Considérée comme une chance pour les uns, une menace pour les autres, le phénomène de la
mondialisation qui, pour beaucoup de monde, semble déterminer désormais l’avenir de la
planète suscite des débats passionnés, des controverses savantes et des proclamations
politiques aussi simplistes que péremptoires. Mais d’abord, de quoi s’agit-il lorsqu’on parle
de mondialisation ?
A l’origine, la mondialisation était essentiellement perçue par les auteurs comme un fait
économique et financier qui indiquait la suppression progressive de barrières douanières et
réglementaires pour les entreprises industrielles, commerciales et financières ce qui permettait
le déploiement sans entrave et la délocalisation des activités dans l’espace mondial. Les
firmes multinationales se trouvaient ainsi au cœur d’un processus productif de dimension
mondiale commandé par la recherche d’un profit optimal axé sur l’exploitation des dotations
factorielles naturelles des pays. Le phénomène s’est par la suite élargi au point d’affecter
aujourd’hui le politique, le social et le culturel. Cela soulève beaucoup d’interrogations.
Pourtant, le concept malgré son utilisation abusive fait l’objet de plusieurs compréhensions
tant au niveau des chercheurs qu’à celui du grand public. Le sujet est vaste, complexe,
largement débattu, souvent diabolisé au détriment d’analyses robustes avec des statistiques
crédibles.
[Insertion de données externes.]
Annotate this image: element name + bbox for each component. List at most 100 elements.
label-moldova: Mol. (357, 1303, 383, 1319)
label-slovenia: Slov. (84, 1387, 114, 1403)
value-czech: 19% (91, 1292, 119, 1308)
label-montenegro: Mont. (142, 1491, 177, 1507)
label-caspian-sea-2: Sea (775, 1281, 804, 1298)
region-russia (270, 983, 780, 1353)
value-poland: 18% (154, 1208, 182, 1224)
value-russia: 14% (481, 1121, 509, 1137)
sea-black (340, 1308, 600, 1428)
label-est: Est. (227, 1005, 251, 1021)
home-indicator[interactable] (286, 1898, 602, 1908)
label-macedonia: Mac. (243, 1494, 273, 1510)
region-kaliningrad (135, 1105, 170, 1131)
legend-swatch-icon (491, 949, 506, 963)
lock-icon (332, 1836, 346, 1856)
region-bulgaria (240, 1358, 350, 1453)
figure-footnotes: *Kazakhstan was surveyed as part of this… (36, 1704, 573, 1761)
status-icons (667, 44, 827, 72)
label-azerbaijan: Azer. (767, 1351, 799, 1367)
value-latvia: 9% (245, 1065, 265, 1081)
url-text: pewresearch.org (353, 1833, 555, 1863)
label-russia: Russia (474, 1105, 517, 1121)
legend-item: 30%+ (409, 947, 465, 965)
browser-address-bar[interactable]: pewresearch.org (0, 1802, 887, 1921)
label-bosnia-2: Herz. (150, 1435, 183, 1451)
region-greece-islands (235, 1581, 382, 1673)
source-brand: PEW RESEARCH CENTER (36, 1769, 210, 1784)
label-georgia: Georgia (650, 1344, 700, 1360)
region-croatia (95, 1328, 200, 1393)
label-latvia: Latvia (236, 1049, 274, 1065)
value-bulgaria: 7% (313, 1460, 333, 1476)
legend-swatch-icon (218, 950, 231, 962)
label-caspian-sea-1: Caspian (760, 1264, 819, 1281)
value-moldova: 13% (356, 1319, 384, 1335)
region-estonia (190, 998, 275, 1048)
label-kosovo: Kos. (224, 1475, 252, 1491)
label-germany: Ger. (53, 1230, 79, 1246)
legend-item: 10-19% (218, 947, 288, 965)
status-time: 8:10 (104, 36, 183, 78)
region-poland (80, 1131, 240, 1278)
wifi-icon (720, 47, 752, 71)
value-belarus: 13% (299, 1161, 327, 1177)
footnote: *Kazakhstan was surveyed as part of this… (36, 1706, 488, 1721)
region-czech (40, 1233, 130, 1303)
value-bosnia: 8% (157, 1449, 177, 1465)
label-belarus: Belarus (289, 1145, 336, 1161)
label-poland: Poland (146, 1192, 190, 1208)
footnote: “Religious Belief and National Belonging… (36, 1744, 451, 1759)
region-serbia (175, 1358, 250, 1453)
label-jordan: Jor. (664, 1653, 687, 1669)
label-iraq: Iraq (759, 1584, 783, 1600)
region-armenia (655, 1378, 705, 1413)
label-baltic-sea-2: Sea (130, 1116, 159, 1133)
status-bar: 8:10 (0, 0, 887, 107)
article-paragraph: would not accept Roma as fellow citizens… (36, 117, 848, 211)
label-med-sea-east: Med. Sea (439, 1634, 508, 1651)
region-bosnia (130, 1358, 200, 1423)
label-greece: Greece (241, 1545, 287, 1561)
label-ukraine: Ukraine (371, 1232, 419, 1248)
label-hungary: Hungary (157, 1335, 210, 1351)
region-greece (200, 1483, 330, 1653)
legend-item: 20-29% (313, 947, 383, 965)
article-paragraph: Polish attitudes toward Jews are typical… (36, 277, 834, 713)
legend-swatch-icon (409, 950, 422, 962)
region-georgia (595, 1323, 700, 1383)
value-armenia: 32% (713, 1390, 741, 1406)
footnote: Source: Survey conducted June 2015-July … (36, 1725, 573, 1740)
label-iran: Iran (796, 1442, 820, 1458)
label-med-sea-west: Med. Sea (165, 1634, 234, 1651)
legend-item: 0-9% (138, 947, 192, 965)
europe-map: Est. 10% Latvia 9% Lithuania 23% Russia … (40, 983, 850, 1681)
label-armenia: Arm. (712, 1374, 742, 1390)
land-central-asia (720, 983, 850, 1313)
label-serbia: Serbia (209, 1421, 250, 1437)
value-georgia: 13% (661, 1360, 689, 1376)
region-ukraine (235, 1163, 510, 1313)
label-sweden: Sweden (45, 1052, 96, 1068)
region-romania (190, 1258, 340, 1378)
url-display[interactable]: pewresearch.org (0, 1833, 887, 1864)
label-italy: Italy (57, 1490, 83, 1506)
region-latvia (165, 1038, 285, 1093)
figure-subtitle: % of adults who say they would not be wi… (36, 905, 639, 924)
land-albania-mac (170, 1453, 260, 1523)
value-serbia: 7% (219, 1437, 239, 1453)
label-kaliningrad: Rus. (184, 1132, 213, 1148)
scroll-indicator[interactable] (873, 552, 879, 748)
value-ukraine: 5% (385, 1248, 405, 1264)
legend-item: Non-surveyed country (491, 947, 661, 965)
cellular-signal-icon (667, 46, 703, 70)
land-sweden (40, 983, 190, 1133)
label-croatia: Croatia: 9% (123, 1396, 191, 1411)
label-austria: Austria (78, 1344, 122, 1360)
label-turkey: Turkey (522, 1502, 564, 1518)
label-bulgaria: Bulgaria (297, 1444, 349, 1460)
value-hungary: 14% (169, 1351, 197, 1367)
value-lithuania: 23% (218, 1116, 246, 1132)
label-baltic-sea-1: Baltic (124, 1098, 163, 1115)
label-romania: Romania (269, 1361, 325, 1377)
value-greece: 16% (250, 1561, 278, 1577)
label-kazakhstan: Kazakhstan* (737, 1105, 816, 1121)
Selon la remarque de R. BOYER, «quand des ouvriers d’un abattoir de poulets se
mettent en grève pour contester un aménagement de leurs horaires de travail, on décrète qu’ils
se battent contre la mondialisation qui impose sa rationalité aux entreprises de ce secteur
étroitement dépendant de ses performances à l’exportation. Lorsqu’un gouvernement choisit
de renoncer à exercer ses prérogatives pour s’aligner sur les positions des lobbies favorables
au tout-déréglementation, il se justifie en se fondant sur les nouvelles exigences de la
mondialisation
».
Bien que les termes de « mondialisation », « globalisation », « internationalisation » soient à
la fois flous et empreints d’ambiguïté, chacun pense que leurs conséquences (sans pouvoir les
cerner précision) sont importantes. Pour certains économistes, l’entrée dans la mondialisation
se mesure par un pourcentage significatif du PIB de la nation réalisé avec l'extérieur alors que
pour d'autres, ce pourcentage est moins significatif que la «dépendance » ou
«l’indépendance» de la nation vis-à-vis de décisions prises par des acteurs de l'étranger :
firmes ou Etats compte tenu du caractère de "price taker" ou de "price maker" que détiennent
ces acteurs sur le marché mondial. Pour d'autres enfin, la mondialisation s’exprime à travers
l’ensemble des « mécanismes d’accumulation à l’échelle mondiale » qui enrichit les
partenaires les plus riches et appauvrit les autres par l’échange inégal caractéristique des
distorsions dans le processus de formation des marchés internationaux et de distribution des
revenus.
Malgré sa forte présence dans plusieurs secteurs et dans plusieurs régions du globe, la
mondialisation n’est pas encore universelle. Au contraire, une de ses particularités marquantes
est qu’elle est paradoxalement non homogène et fortement asymétrique, dans la mesure où
toutes les activités économiques, financières comme culturelles ne se mondialisent ni au
même rythme ni de la même manière. Certaines, telles que la finance et les entreprises sont
mondialisées depuis des siècles, alors que d’autres encore solidement chevillées dans des
frontières géographiques nationales dont elles portent les marques. C’est bel et bien une
mondialisation à plusieurs vitesses entraînant des chocs asymétriques.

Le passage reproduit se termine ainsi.